6 thoughts on “Is LDS (Mormon) Church Growth Decelerating?

  1. A very interesting post and analysis.

    Regarding your calculation of non-convert baptisms, I think that children are counted as members once their records are created with a baby blessing. Also, does your calculation take into account a decrease in membership due to deaths and attrition? Neither of those numbers are reported by the Church, to my knowledge. How do you think these things would affect your non-convert baptisms calculations?

  2. Nate,

    Thanks for your comment.

    About children being recorded as members. I believe they are only recorded as members when they are baptized, but I’ll have to check that.

    Decrease due to deaths? I don’t know. I can see your point. What if someone dies who hasn’t been to church for decades. How would the church know to remove their name from the record of the church? I’ll think about it and get back with a response.

    I’ll also post the raw data online.

  3. I’ve read, though I can’t remember where, that a person’s records remain “active” until they reach 110 years of age, then they’re automatically rolled out. Could be complete hearsay.

    A good ward clerk will record members’ death dates, speeding up that process.

    So the reason I think that blessed babies are considered members of record is due to the following from Handbook 2: Section 18.2.2:

    “After children who are members of record are baptized and confirmed, a member of the bishopric announces each child’s baptism and confirmation in sacrament meeting. These children are not presented for acceptance into the ward because they are already members.”
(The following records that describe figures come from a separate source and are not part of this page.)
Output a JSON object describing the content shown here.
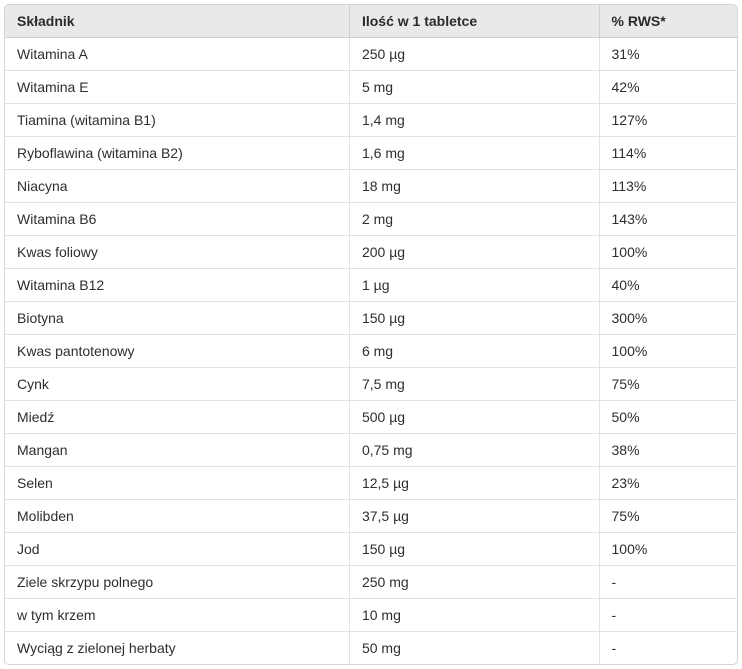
{
  "colors": {
    "header_background": "#e9e9e9",
    "outer_border": "#d6d6d6",
    "row_divider": "#e2e2e2",
    "text": "#2e2e2e"
  },
  "table": {
    "columns": [
      {
        "label": "Składnik"
      },
      {
        "label": "Ilość w 1 tabletce"
      },
      {
        "label": "% RWS*"
      }
    ],
    "rows": [
      {
        "ingredient": "Witamina A",
        "amount": "250 µg",
        "rws": "31%"
      },
      {
        "ingredient": "Witamina E",
        "amount": "5 mg",
        "rws": "42%"
      },
      {
        "ingredient": "Tiamina (witamina B1)",
        "amount": "1,4 mg",
        "rws": "127%"
      },
      {
        "ingredient": "Ryboflawina (witamina B2)",
        "amount": "1,6 mg",
        "rws": "114%"
      },
      {
        "ingredient": "Niacyna",
        "amount": "18 mg",
        "rws": "113%"
      },
      {
        "ingredient": "Witamina B6",
        "amount": "2 mg",
        "rws": "143%"
      },
      {
        "ingredient": "Kwas foliowy",
        "amount": "200 µg",
        "rws": "100%"
      },
      {
        "ingredient": "Witamina B12",
        "amount": "1 µg",
        "rws": "40%"
      },
      {
        "ingredient": "Biotyna",
        "amount": "150 µg",
        "rws": "300%"
      },
      {
        "ingredient": "Kwas pantotenowy",
        "amount": "6 mg",
        "rws": "100%"
      },
      {
        "ingredient": "Cynk",
        "amount": "7,5 mg",
        "rws": "75%"
      },
      {
        "ingredient": "Miedź",
        "amount": "500 µg",
        "rws": "50%"
      },
      {
        "ingredient": "Mangan",
        "amount": "0,75 mg",
        "rws": "38%"
      },
      {
        "ingredient": "Selen",
        "amount": "12,5 µg",
        "rws": "23%"
      },
      {
        "ingredient": "Molibden",
        "amount": "37,5 µg",
        "rws": "75%"
      },
      {
        "ingredient": "Jod",
        "amount": "150 µg",
        "rws": "100%"
      },
      {
        "ingredient": "Ziele skrzypu polnego",
        "amount": "250 mg",
        "rws": "-"
      },
      {
        "ingredient": "w tym krzem",
        "amount": "10 mg",
        "rws": "-"
      },
      {
        "ingredient": "Wyciąg z zielonej herbaty",
        "amount": "50 mg",
        "rws": "-"
      }
    ]
  }
}
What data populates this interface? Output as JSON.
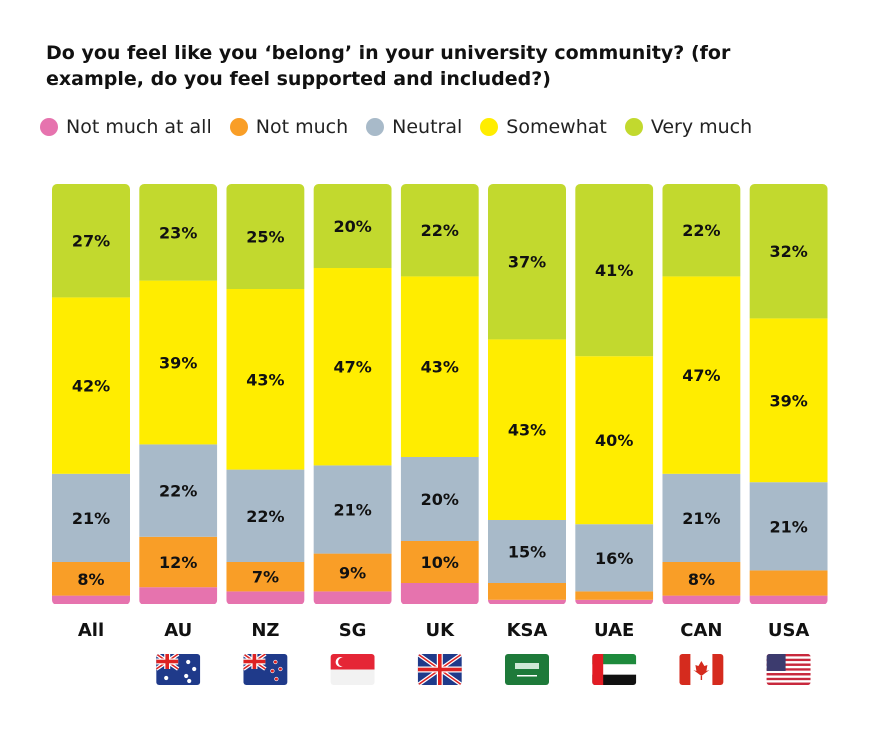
{
  "chart_data": {
    "type": "bar",
    "stacked": true,
    "title": "Do you feel like you ‘belong’ in your university community? (for example, do you feel supported and included?)",
    "categories": [
      "All",
      "AU",
      "NZ",
      "SG",
      "UK",
      "KSA",
      "UAE",
      "CAN",
      "USA"
    ],
    "flags": [
      null,
      "australia-flag",
      "new-zealand-flag",
      "singapore-flag",
      "uk-flag",
      "saudi-arabia-flag",
      "uae-flag",
      "canada-flag",
      "usa-flag"
    ],
    "legend_position": "top-left",
    "grid": false,
    "ylim": [
      0,
      100
    ],
    "series": [
      {
        "name": "Not much at all",
        "color": "#e673ae",
        "values": [
          2,
          4,
          3,
          3,
          5,
          1,
          1,
          2,
          2
        ]
      },
      {
        "name": "Not much",
        "color": "#f99e27",
        "values": [
          8,
          12,
          7,
          9,
          10,
          4,
          2,
          8,
          6
        ]
      },
      {
        "name": "Neutral",
        "color": "#a8bac9",
        "values": [
          21,
          22,
          22,
          21,
          20,
          15,
          16,
          21,
          21
        ]
      },
      {
        "name": "Somewhat",
        "color": "#ffed00",
        "values": [
          42,
          39,
          43,
          47,
          43,
          43,
          40,
          47,
          39
        ]
      },
      {
        "name": "Very much",
        "color": "#c2d92e",
        "values": [
          27,
          23,
          25,
          20,
          22,
          37,
          41,
          22,
          32
        ]
      }
    ],
    "label_min": 7
  }
}
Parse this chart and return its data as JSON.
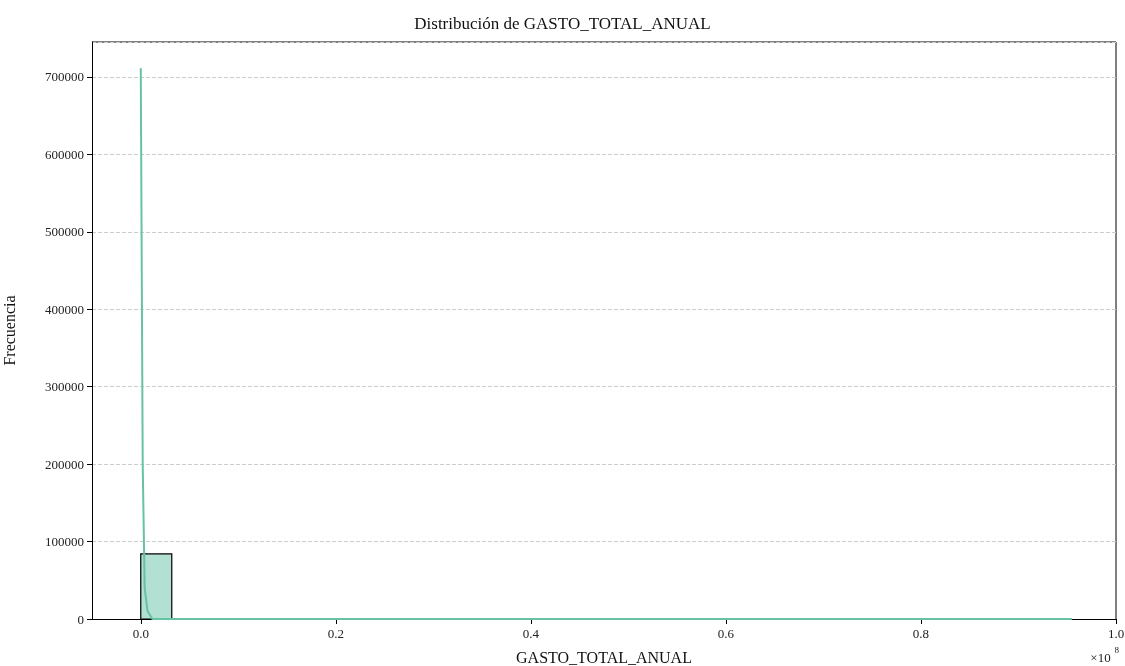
{
  "chart_data": {
    "type": "histogram",
    "title": "Distribución de GASTO_TOTAL_ANUAL",
    "xlabel": "GASTO_TOTAL_ANUAL",
    "ylabel": "Frecuencia",
    "annotations": [
      "×10$^{8}$"
    ],
    "xlim": [
      -0.05,
      1.0
    ],
    "xticks": [
      {
        "value": 0,
        "label": "0.0"
      },
      {
        "value": 0.2,
        "label": "0.2"
      },
      {
        "value": 0.4,
        "label": "0.4"
      },
      {
        "value": 0.6,
        "label": "0.6"
      },
      {
        "value": 0.8,
        "label": "0.8"
      },
      {
        "value": 1.0,
        "label": "1.0"
      }
    ],
    "ylim": [
      0,
      745000
    ],
    "yticks": [
      0,
      100000,
      200000,
      300000,
      400000,
      500000,
      600000,
      700000
    ],
    "grid": "y",
    "series": [
      {
        "color": "#b2e0d2",
        "bins": [
          0,
          0.0318,
          0.0636,
          0.0954,
          0.1272,
          0.159,
          0.1908,
          0.2226,
          0.2544,
          0.2862,
          0.318,
          0.3498,
          0.3816,
          0.4134,
          0.4452,
          0.477,
          0.5088,
          0.5406,
          0.5724,
          0.6042,
          0.636,
          0.6678,
          0.6996,
          0.7314,
          0.7632,
          0.795,
          0.8268,
          0.8586,
          0.8904,
          0.9222,
          0.954
        ],
        "values": [
          84000,
          0,
          0,
          0,
          0,
          0,
          0,
          0,
          0,
          0,
          0,
          0,
          0,
          0,
          0,
          0,
          0,
          0,
          0,
          0,
          0,
          0,
          0,
          0,
          0,
          0,
          0,
          0,
          0,
          0
        ]
      },
      {
        "type": "line",
        "color": "#66c2a5",
        "x": [
          0,
          0.002,
          0.004,
          0.007,
          0.012,
          0.02,
          0.035,
          0.06,
          0.1,
          0.2,
          0.5,
          0.954
        ],
        "values": [
          710000,
          200000,
          40000,
          10000,
          0,
          0,
          0,
          0,
          0,
          0,
          0,
          0
        ]
      }
    ]
  }
}
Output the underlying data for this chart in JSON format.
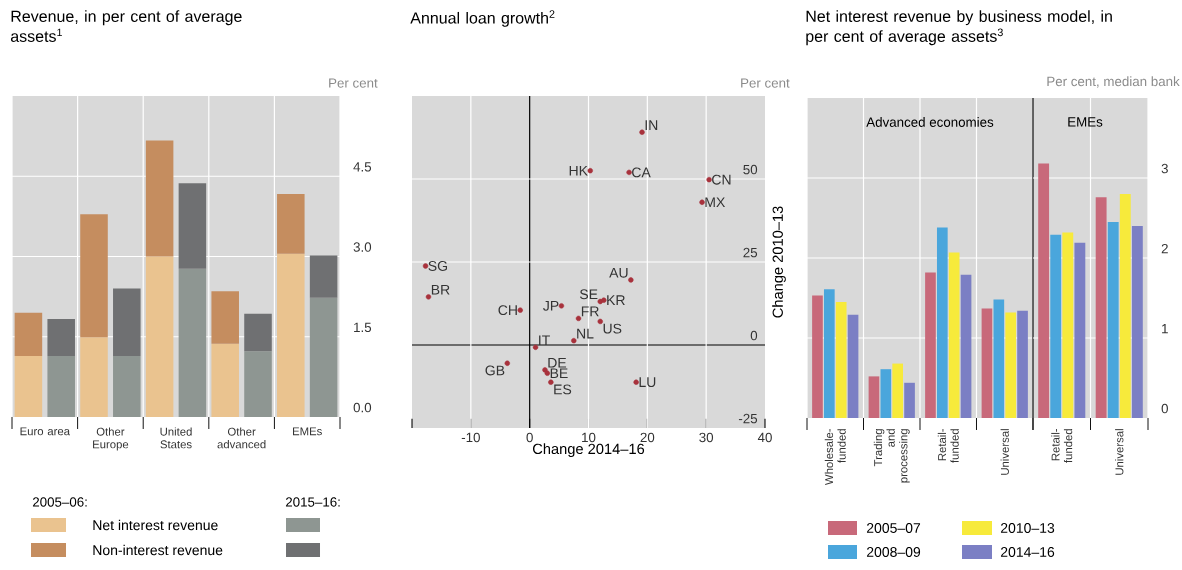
{
  "chart_data": [
    {
      "type": "bar",
      "title": "Revenue, in per cent of average assets$^{1}$",
      "subtitle": "Per cent",
      "categories": [
        "Euro area",
        null,
        "Other Europe",
        null,
        "United States",
        null,
        "Other advanced",
        null,
        "EMEs",
        null
      ],
      "ylim": [
        0,
        6
      ],
      "yticks": [
        {
          "value": 0,
          "label": "0.0"
        },
        1.5,
        {
          "value": 3,
          "label": "3.0"
        },
        4.5
      ],
      "grid": true,
      "legend": "bottom",
      "stacked": true,
      "annotations": [
        "2005–06:",
        "2015–16:"
      ],
      "series": [
        {
          "name": "Net interest revenue",
          "colors": [
            "#eac38f",
            "#8e9692",
            "#eac38f",
            "#8e9692",
            "#eac38f",
            "#8e9692",
            "#eac38f",
            "#8e9692",
            "#eac38f",
            "#8e9692"
          ],
          "values": [
            1.14,
            1.14,
            1.49,
            1.14,
            3.0,
            2.77,
            1.37,
            1.23,
            3.05,
            2.23
          ]
        },
        {
          "name": "Non-interest revenue",
          "colors": [
            "#c58d5f",
            "#6f7072",
            "#c58d5f",
            "#6f7072",
            "#c58d5f",
            "#6f7072",
            "#c58d5f",
            "#6f7072",
            "#c58d5f",
            "#6f7072"
          ],
          "values": [
            0.81,
            0.69,
            2.3,
            1.26,
            2.17,
            1.6,
            0.98,
            0.7,
            1.12,
            0.79
          ]
        }
      ]
    },
    {
      "type": "scatter",
      "title": "Annual loan growth$^{2}$",
      "subtitle": "Per cent",
      "xlabel": "Change 2014–16",
      "ylabel": "Change 2010–13",
      "xlim": [
        -20,
        40
      ],
      "xticks": [
        {
          "value": -20,
          "label": null
        },
        -10,
        0,
        10,
        20,
        30,
        40
      ],
      "ylim": [
        -25,
        75
      ],
      "yticks": [
        -25,
        0,
        25,
        50
      ],
      "grid": true,
      "marker": "circle",
      "color": "#a8323c",
      "x": [
        19.1,
        10.3,
        16.9,
        30.5,
        29.3,
        -17.7,
        -17.2,
        17.2,
        -1.6,
        5.4,
        12.0,
        12.6,
        8.3,
        12.0,
        7.5,
        1.0,
        2.6,
        3.0,
        3.6,
        -3.8,
        18.1
      ],
      "values": [
        64.1,
        52.5,
        52.0,
        49.8,
        43.0,
        23.8,
        14.5,
        19.6,
        10.5,
        11.8,
        13.1,
        13.5,
        8.0,
        7.1,
        1.3,
        -0.7,
        -7.5,
        -8.5,
        -11.2,
        -5.5,
        -11.2
      ],
      "annotations": [
        {
          "text": "IN",
          "x": 19.1,
          "y": 64.1
        },
        {
          "text": "HK",
          "x": 10.3,
          "y": 52.5
        },
        {
          "text": "CA",
          "x": 16.9,
          "y": 52.0
        },
        {
          "text": "CN",
          "x": 30.5,
          "y": 49.8
        },
        {
          "text": "MX",
          "x": 29.3,
          "y": 43.0
        },
        {
          "text": "SG",
          "x": -17.7,
          "y": 23.8
        },
        {
          "text": "BR",
          "x": -17.2,
          "y": 14.5
        },
        {
          "text": "AU",
          "x": 17.2,
          "y": 19.6
        },
        {
          "text": "CH",
          "x": -1.6,
          "y": 10.5
        },
        {
          "text": "JP",
          "x": 5.4,
          "y": 11.8
        },
        {
          "text": "SE",
          "x": 12.0,
          "y": 13.1
        },
        {
          "text": "KR",
          "x": 12.6,
          "y": 13.5
        },
        {
          "text": "FR",
          "x": 8.3,
          "y": 8.0
        },
        {
          "text": "US",
          "x": 12.0,
          "y": 7.1
        },
        {
          "text": "NL",
          "x": 7.5,
          "y": 1.3
        },
        {
          "text": "IT",
          "x": 1.0,
          "y": -0.7
        },
        {
          "text": "DE",
          "x": 2.6,
          "y": -7.5
        },
        {
          "text": "BE",
          "x": 3.0,
          "y": -8.5
        },
        {
          "text": "ES",
          "x": 3.6,
          "y": -11.2
        },
        {
          "text": "GB",
          "x": -3.8,
          "y": -5.5
        },
        {
          "text": "LU",
          "x": 18.1,
          "y": -11.2
        }
      ]
    },
    {
      "type": "bar",
      "title": "Net interest revenue by business model, in per cent of average assets$^{3}$",
      "categories": [
        "Wholesale-funded",
        "Trading and processing",
        "Retail-funded",
        "Universal"
      ],
      "ylim": [
        0,
        4
      ],
      "yticks": [
        0,
        1,
        2,
        3
      ],
      "tick_labels": "x",
      "grid": true,
      "legend": "bottom",
      "annotations": [
        "Advanced economies"
      ],
      "series": [
        {
          "name": "2005–07",
          "color": "#c8697a",
          "values": [
            1.53,
            0.52,
            1.82,
            1.37
          ]
        },
        {
          "name": "2008–09",
          "color": "#4aa6dc",
          "values": [
            1.61,
            0.61,
            2.38,
            1.48
          ]
        },
        {
          "name": "2010–13",
          "color": "#f7ea3b",
          "values": [
            1.45,
            0.68,
            2.07,
            1.32
          ]
        },
        {
          "name": "2014–16",
          "color": "#7b7fc4",
          "values": [
            1.29,
            0.44,
            1.79,
            1.34
          ]
        }
      ]
    },
    {
      "type": "bar",
      "subtitle": "Per cent, median bank",
      "categories": [
        "Retail-funded",
        "Universal"
      ],
      "ylim": [
        0,
        4
      ],
      "yticks": [
        0,
        1,
        2,
        3
      ],
      "grid": true,
      "annotations": [
        "EMEs"
      ],
      "series": [
        {
          "color": "#c8697a",
          "values": [
            3.18,
            2.76
          ]
        },
        {
          "color": "#4aa6dc",
          "values": [
            2.29,
            2.45
          ]
        },
        {
          "color": "#f7ea3b",
          "values": [
            2.32,
            2.8
          ]
        },
        {
          "color": "#7b7fc4",
          "values": [
            2.19,
            2.4
          ]
        }
      ]
    }
  ]
}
    But I suppose the Church statistical report might include only baptized children. Tough to say. I’d sure like a tour of the Church’s statistical and research department!

  4. I got some data from the Church statistical reports from 1996 to 2013. The variables of interest were total membership, children of record, and convert baptisms.

    I figure we can calculate deaths and attrition by the following method:

    Total membership 1997 – total membership 1996 – children of record 1997 – convert baptisms 1997

    For 1997, I calculated a decrease in Church membership of 17,037 due to either death or attrition.

    What do you think?

  5. LDSTech, Membership Record says,

    “For statistical and reporting purposes, the following persons are members of record and should have a membership record:

    1) Those who have been baptized and confirmed.
    2) Those under age nine who have been blessed but not baptized.
    3) Those who are not accountable because of intellectual disabilities, regardless of age.
    4) Unblessed children under age eight when:
    * Two member parents request you create a record.
    * One member parent requests you create a record and the nonmember parent gives permission.

    A person who is nine years or older who has a membership record but has not been baptized and confirmed is not considered a member of record. However, the bishop keeps the membership record until the person is 18. At that time if the person chooses not to be baptized despite being given every opportunity, the bishop, with written permission from the stake president, may cancel the membership record. He should not, however, cancel membership records of persons not considered accountable because of mental disabilities.”

    It sounds like those under 9 who are blessed and not baptized are considered members of record, but when they 9 or older they are no longer a member of record.

    It sounds odd.

    Membership record, (last visited October 18, 2014).

  6. I just received this response from FamilySearch Support regarding how hold a member of record is before being regarded as dead. I looks like 110 years is correct. Their response is as follows.


    Dear Troy *****,

    Thank you for contacting FamilySearch Support. We received this information from the Membership Department:

    We wait until they would have been 110 years old and then put just a death year on the record. Or, if the person is declared dead legally, we just need the court documentation.